As human beings, as social animals, we crave the approval of others and form many of our opinions by the information presented to us by our fellow beings. This is why in the world of social media, the function of a Like is so significant: it justifies our affinities and opinions in a way that affirms our understanding of the values of those we value. In a world where you were the only person, you could have your own independent likes and dislikes, but you could never call them good or bad, by virtue of having nothing to contrast them with; by the same token, you could not have an opinion of your own self that could be justified or validated in any way.

Hence, whatever opinion we come to have of our own selves is a culmination of the opinions others have of our own selves, and to think otherwise is to be unjustified in having such an opinion, insofar as that opinion is of an objective, physical thing, like our bodies. Furthermore, in order to perceive yourself with a different esteem than what you currently do, the magnitude of expression by others must instantiate that change in perception; you can’t just wake up one day and decide that you are now beautiful, simply because you deem it so. Someone who is outside yourself must decide that. For example, this is why Deadpool was so pissed off, because someone other than him made a decision about how he was to be perceived — and this is to say nothing of the hatred we can come to have of that very opinion given to us by others.

And we all strive to embody whatever values express beauty. By being the kind of creature that demands the approval of others, we in turn desire of others that they desire us. To be desired is to be beautiful, and vice versa. That is the function of attraction. You might think, loving yourself is simply not demanding the approval of others, not desiring that you be desired, but that is simply not the case; that’s just self deception in the face of your own ignorance of the world around you in an attempt to establish your own aesthetic definition. You may be a strong, independent woman who don’t need no man, but that won’t make you indifferent to the gaze of men anyway.

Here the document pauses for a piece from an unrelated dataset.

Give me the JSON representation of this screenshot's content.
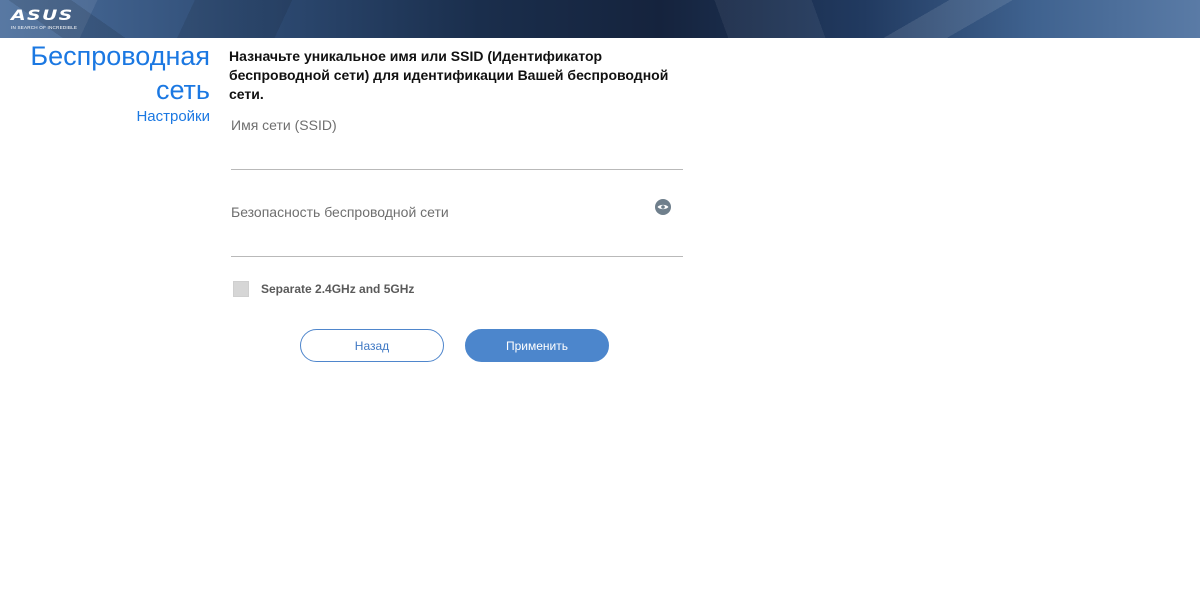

To love yourself is to appreciate and be satisfied by the attitudes expressed to you by others, namely those who you in particular value. So this is why you have people roaming around who loathe themselves when they’ve just gotten out of a relationship; it is due to the perception of their apparent insufficiency to the person who dismissed them, a person who they value. This is why people whose parents tell them they’re overweight go into adulthood forever being conscious of their consumption. This is why people in racial minorities hold themselves to a generally lower esteem in a culture where the majority structurally tells them they should.

And while this is its own topic, the more important, more functional idea to take away is this: your opinions of people matter. If you want to be the kind of person who helps those around you, tell those people whatever positive thoughts come across your mind. By doing this, you are actively contributing to the culmination of opinions that situates and justifies their self opinion.